I’m supposed to be writing about that–and supposed to be steaming robes and showering and assembling myself for hooting and hollering and general merriment–but, instead, I’m thinking about blackberries. The invasive kind. The Himilayans with their giant canes and giant-er thorns and reaching, stretching arms and burrowing shoots and opportunistic mentality and incredible, unbelievable work ethic. Never has there ever been an Oregonian or Washingtonian or British Columbian who hasn’t vocally rued the Himalayan blackberry. Who doesn’t know the burning of the biceps and the triceps and the quads and the hams and the glutes after a day trying to wrestle these behemoths from the earth. Who can’t describe exquisitely the feeling of ripped flesh after trying to extricate a hand from a patch that’s coopted earth you thought was yours only to have the blackberries laugh and laugh and laugh at your audacity. To say that the humans in this part of the world view the Himalayan blackberry with spite and malice and rancor and acrimony is understatement.

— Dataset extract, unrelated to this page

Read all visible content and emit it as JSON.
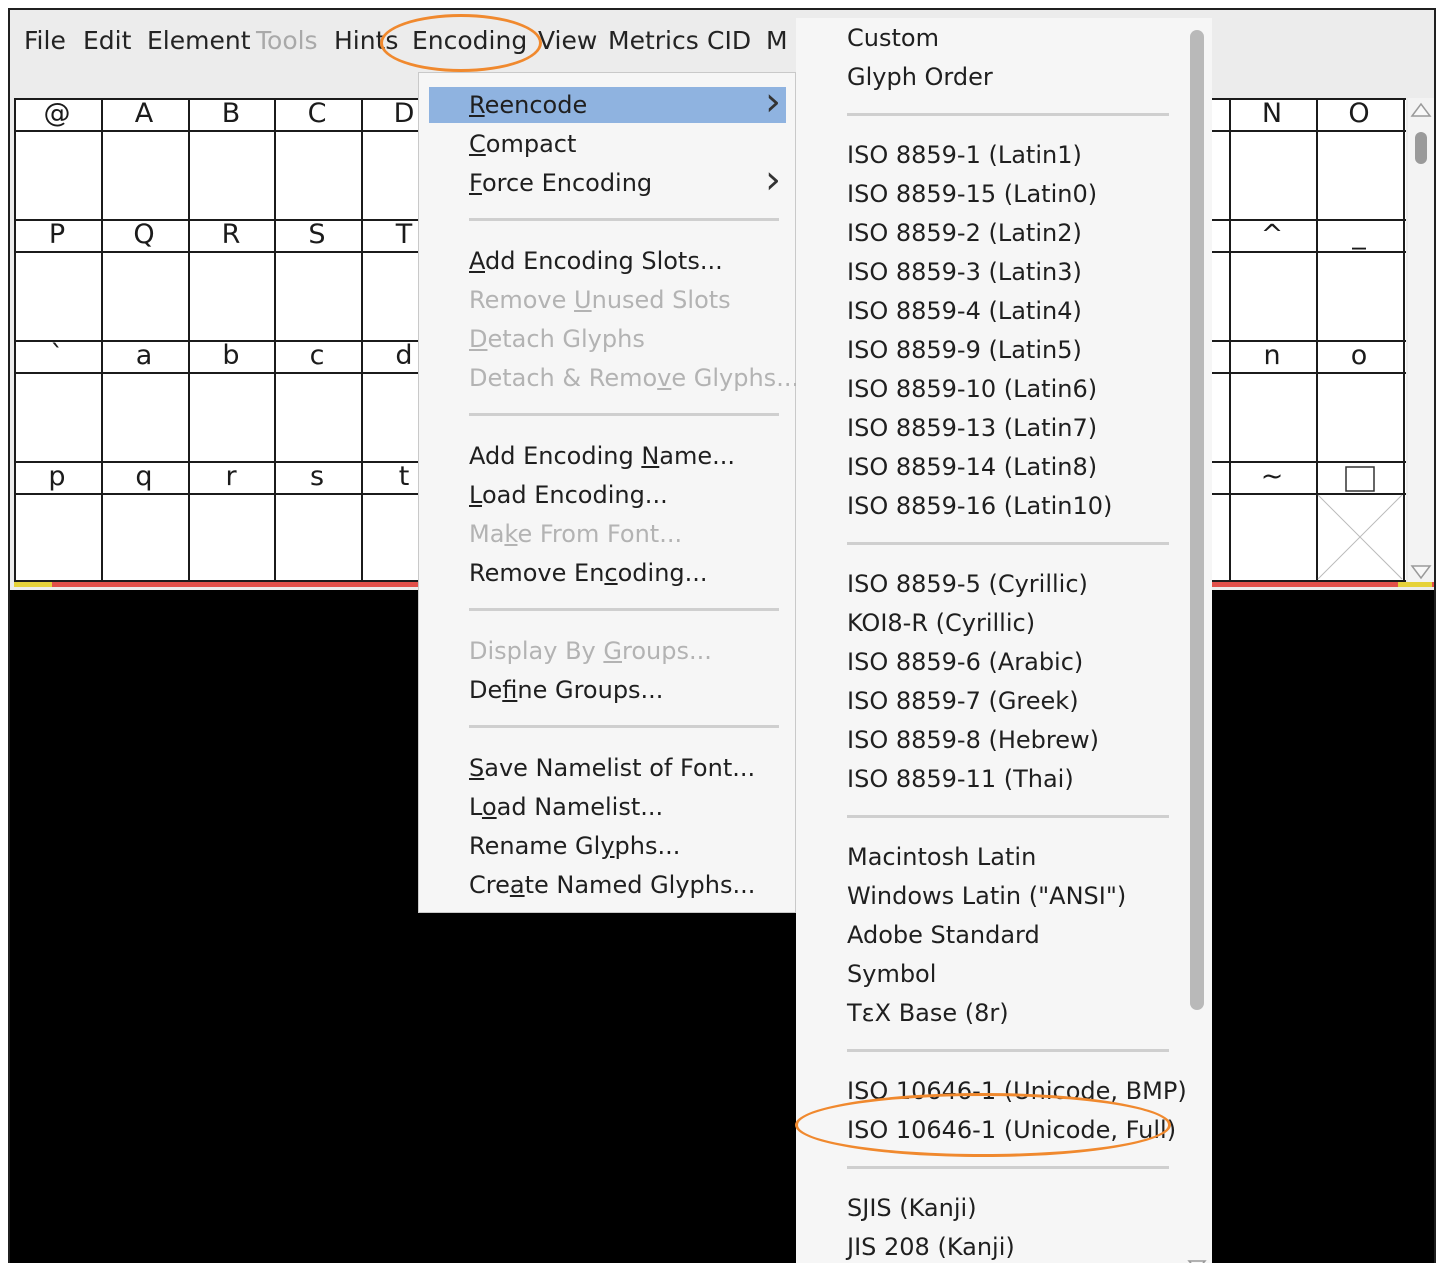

It is, always, war. 

Except. 

Except in late July when the first blackberries are ripe enough to pull from the tips of the canes, and we start to harvest the fruit, sticking our scarred hands back into that same patch that already stole its pound of flesh, considering the sacrifice worthy. And in August when the fruit is so plentiful, we bake it into pie and can in as jam and puree it for ice cream and freeze it for winter. And in September when the final round of stragglers runs across the finish line, finally reaching full ripeness so we can pluck the hot fruit straight from the vine into our mouths and squish it with our tongues, no teeth required.

Did you know blackberries aren’t true berries at all? A true berry develops from a single flower’s ovary with a fleshy pericarp (the fruit wall) and multiple seeds. Tomatoes are true berries, and grapes, and bananas, and blueberries, and, somehow, avocados, although don’t ask me to explain how that’s true since it definitely has the one seed only. Blackberries, however, are compound fruits, or aggregate fruits, which develop from a single flower with multiple ovaries which cluster and develop tiny fruitlets (that’s a real word) known as drupelets, each of which contains its own miniscule seed. 

And IDK why today, of all the days, blackberries and their stamina in the face of revulsion and their sweetness and their shirk-the-definition-of-berry-ness and their use-their-itty-bitty-seeds-to-propagate-the-earth-ness and their insistence on standing their ground and staining our hands and pricking our skin and making a general, delicious nuisance of themselves should lay claim to all the space in my brain. But then I pause for a second and sit with it. In the sun on this graduation day. Looking at the blackberry flowers blooming on the hill beside my house. Looking at my queer rainbow babies readying themselves to walk a stage and shake a hand and accept a certificate.

Knowing that they’ve faced the same revulsion and you-don’t-belong messages. Knowing that their high school years were poisoned by a school board who tried to ban their pride flags and their beings. Knowing that others came along to defend them in court and in the classroom and in their hearts, declaring their sweetness in the midst of the pain. Defending their space in this place. Allowing them to take root and thrive. And perhaps the analogy is a little wonky and heavy-handed, comparing, as I accidentally have, my children’s experience to that of an invasive plant. But perhaps the complexity of it and wrestling with its inconsistencies is exactly right. Because that’s a lot to lay on a plant. And it’s a lot to lay on a child. I dare say, neither deserve the hostility for simply existing as berries who don’t match the nomenclature to which they were assigned. But somehow, magically, majestically, they both bear the most magnificent fruit.